The other night at Kung Fu Fighting, we were once again going over knife techniques.
First rule of fighting someone who is trying to slash you with a knife is this: you will get cut. At first I didn’t believe this, but after wearing a white uniform and using washable markers as knives, I’ve changed my mind. Having long gashes of purple crisscrossing your abdomen like a tic-tack-toe board makes one a believer.
Second rule of knife techniques is this: control the knife. If someone has a weapon, and they’re coming after you, the most dangerous part of their assault is the end of their weapon. It extends farther than their arms, it’s probably sharper than any bit of them, and if they have a knife it will be their intention to stab you with it.

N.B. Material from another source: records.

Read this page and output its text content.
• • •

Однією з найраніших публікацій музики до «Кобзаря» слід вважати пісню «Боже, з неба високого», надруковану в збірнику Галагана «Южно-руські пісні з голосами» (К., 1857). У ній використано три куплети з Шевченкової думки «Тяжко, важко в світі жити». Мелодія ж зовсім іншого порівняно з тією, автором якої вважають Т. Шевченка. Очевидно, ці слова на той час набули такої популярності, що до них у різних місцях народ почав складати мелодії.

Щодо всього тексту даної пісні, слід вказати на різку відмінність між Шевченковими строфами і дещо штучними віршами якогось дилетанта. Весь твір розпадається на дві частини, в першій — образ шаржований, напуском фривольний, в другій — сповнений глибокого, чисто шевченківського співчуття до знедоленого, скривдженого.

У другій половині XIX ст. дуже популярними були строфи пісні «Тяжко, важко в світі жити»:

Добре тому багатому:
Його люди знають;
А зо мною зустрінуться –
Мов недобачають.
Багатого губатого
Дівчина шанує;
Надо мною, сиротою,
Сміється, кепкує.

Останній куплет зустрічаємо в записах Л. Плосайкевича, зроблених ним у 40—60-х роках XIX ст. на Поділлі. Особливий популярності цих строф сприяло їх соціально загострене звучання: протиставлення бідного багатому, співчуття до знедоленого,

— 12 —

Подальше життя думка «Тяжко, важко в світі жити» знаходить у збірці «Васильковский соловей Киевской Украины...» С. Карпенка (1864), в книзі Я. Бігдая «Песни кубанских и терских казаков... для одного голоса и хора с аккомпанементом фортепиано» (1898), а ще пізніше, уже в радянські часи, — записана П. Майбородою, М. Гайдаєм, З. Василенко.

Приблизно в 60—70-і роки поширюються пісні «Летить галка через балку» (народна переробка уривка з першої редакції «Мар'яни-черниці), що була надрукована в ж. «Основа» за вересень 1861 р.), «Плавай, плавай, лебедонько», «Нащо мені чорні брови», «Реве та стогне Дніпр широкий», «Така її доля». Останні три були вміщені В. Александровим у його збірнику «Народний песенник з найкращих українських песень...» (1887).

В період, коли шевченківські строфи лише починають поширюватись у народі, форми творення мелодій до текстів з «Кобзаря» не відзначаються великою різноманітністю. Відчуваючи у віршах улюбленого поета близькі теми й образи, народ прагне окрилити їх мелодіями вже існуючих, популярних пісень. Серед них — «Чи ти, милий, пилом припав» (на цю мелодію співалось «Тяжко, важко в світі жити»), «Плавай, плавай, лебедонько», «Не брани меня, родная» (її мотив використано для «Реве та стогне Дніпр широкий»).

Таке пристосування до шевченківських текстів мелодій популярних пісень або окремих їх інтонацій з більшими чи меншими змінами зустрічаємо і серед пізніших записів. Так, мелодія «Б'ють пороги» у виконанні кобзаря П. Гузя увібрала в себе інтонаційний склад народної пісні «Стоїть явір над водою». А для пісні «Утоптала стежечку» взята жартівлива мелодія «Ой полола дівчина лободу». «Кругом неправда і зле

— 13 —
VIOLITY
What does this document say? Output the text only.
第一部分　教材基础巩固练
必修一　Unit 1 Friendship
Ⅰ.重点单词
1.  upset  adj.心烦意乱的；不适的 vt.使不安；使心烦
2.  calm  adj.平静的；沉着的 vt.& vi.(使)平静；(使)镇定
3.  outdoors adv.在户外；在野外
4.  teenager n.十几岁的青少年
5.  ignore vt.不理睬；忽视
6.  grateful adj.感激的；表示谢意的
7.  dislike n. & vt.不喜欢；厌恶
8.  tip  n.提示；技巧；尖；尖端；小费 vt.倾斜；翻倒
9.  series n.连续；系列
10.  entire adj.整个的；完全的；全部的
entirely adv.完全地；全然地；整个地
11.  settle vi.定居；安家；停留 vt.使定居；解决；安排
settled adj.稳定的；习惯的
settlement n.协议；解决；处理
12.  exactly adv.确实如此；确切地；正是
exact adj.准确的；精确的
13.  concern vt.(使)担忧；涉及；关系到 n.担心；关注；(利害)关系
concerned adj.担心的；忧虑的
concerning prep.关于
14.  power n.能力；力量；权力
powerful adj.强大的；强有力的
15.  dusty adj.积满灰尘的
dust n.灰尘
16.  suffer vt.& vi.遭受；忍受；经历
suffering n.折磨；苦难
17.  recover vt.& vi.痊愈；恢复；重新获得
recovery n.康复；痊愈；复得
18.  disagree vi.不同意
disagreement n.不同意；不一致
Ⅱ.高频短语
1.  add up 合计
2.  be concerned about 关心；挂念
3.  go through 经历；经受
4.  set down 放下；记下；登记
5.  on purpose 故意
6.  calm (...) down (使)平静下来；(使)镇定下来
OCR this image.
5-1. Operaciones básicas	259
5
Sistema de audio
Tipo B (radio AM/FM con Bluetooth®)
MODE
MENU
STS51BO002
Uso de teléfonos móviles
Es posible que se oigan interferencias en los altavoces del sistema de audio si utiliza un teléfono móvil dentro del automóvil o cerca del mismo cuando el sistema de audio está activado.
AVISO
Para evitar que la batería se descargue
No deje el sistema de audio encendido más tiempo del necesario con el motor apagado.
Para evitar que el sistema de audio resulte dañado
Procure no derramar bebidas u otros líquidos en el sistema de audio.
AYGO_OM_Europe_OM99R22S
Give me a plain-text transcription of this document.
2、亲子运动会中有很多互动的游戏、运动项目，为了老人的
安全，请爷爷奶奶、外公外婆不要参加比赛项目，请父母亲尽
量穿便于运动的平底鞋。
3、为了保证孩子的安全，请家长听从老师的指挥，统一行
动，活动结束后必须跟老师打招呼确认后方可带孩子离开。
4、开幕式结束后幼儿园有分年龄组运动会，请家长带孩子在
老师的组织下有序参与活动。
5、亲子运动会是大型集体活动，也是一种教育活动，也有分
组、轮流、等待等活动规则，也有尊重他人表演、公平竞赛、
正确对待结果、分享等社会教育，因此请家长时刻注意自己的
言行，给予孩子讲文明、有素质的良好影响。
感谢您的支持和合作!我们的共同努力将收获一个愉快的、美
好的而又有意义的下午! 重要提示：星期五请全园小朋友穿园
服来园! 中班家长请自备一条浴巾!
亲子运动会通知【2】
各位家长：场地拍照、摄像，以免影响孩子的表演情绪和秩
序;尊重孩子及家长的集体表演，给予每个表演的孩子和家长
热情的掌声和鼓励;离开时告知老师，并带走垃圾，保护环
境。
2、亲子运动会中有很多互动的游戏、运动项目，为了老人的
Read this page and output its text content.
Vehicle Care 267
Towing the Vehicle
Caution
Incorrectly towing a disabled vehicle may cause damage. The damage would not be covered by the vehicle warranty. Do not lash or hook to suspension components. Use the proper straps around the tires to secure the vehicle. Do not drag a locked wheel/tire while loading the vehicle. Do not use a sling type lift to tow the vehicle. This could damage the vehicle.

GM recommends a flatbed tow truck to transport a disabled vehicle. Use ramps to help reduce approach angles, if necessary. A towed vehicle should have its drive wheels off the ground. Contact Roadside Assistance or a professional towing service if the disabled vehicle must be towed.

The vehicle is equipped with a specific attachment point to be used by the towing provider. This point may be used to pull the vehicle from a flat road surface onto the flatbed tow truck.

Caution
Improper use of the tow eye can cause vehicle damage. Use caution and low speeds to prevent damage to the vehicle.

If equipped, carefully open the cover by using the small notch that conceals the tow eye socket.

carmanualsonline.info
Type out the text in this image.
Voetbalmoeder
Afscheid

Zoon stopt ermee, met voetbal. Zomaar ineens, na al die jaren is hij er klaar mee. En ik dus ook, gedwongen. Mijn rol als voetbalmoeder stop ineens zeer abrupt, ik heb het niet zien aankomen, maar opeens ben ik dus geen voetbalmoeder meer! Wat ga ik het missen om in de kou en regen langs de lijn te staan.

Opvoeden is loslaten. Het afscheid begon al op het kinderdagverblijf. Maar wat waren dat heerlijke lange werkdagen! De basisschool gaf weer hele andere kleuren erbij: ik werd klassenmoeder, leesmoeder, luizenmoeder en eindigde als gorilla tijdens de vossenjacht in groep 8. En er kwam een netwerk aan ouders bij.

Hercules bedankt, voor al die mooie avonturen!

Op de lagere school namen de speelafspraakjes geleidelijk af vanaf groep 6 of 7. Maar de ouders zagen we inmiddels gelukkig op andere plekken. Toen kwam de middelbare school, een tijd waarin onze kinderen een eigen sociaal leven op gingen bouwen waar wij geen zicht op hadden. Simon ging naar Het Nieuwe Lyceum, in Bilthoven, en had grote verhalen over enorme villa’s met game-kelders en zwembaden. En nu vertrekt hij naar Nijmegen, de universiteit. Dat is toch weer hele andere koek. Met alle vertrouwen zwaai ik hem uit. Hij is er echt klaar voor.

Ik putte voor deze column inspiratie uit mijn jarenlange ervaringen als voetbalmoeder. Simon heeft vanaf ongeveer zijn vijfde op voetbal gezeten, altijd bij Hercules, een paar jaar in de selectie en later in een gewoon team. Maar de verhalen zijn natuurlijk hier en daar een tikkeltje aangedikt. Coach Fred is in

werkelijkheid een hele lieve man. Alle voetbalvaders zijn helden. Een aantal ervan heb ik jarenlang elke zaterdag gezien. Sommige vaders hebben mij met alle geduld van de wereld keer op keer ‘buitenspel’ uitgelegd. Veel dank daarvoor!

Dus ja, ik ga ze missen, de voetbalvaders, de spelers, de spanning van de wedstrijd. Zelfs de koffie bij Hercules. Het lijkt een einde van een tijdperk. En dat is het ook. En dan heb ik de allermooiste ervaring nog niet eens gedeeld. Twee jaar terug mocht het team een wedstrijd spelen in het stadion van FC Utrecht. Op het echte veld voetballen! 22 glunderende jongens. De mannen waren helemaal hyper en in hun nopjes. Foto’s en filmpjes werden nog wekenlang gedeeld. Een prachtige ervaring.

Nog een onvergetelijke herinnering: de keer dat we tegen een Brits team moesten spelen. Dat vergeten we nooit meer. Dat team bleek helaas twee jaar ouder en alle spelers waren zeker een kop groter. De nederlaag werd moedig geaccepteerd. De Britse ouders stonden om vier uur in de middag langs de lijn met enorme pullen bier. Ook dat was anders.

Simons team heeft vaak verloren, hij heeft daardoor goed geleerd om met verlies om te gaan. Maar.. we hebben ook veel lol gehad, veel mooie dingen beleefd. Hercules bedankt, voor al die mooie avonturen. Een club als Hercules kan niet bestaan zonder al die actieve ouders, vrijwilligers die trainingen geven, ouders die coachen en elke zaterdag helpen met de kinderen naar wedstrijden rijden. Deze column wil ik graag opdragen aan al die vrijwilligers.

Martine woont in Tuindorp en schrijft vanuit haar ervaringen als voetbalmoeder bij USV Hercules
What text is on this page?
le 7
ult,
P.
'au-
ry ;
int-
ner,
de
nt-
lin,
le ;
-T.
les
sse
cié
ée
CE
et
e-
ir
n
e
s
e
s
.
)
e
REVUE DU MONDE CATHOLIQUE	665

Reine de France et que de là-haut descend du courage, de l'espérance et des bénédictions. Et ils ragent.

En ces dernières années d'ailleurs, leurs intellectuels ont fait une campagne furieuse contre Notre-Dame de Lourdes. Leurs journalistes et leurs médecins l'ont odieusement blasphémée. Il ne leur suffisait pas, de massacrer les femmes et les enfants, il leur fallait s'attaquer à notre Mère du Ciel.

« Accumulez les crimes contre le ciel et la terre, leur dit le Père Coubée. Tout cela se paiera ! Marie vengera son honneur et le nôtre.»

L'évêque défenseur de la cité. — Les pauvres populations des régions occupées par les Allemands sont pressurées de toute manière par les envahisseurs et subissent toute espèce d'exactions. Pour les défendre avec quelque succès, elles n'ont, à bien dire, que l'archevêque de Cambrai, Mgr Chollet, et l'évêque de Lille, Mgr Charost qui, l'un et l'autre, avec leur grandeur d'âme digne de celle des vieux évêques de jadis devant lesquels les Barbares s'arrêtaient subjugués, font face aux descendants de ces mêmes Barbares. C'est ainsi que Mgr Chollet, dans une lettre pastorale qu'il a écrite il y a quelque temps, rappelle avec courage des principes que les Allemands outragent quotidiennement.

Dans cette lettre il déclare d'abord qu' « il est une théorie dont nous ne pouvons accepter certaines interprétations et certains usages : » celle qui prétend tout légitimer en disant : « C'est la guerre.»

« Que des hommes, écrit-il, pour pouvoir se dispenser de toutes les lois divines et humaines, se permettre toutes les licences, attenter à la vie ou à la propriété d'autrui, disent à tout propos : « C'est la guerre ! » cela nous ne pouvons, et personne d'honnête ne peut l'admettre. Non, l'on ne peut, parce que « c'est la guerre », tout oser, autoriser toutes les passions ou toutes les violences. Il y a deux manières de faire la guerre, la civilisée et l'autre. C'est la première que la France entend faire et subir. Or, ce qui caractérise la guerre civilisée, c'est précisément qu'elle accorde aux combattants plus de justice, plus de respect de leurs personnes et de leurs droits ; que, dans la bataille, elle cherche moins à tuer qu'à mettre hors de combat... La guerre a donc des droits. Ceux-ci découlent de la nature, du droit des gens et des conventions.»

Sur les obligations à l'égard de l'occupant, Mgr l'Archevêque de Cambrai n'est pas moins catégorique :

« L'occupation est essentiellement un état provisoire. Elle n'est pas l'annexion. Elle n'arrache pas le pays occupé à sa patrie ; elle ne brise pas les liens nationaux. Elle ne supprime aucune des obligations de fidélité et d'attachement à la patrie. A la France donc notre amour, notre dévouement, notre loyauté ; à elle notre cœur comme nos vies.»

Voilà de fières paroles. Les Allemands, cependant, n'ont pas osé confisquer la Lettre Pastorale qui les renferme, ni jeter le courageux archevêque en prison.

Most of our techniques involve (to put it simply) some sort of block or dodge followed up by grabbing their wrist. Believe me, there are thousands of ways to do this, and any little part of the situation can make one move more effective than another. Beyond knowing that you’re going to get cut, and controlling the knife, there is no right answer to “What do I do?”
There are hundreds. More if you’re creative.
If they’re tall, I go low. If they’re wider than I am, I might use a wrist lock…or I might just stab them with their own knife. If they actually believe me when I put my hands in front of my face, inviting them to stab me in the stomach, I have a plethora of options.
I think this is part of what kills me in writing. So many choices! And many of the outcomes are equally cool. Sure, wrapping someone up so they can’t move is useful, but stabbing in the neck with their own knife is, let’s face it, awesome. Take that, stupid attacker!
Starting a story is fun, but I freeze up, wondering if I’m going in the best direction. I always want the right answer. And, of course, I always want it now.
I just have to remember that there isn’t always a right answer.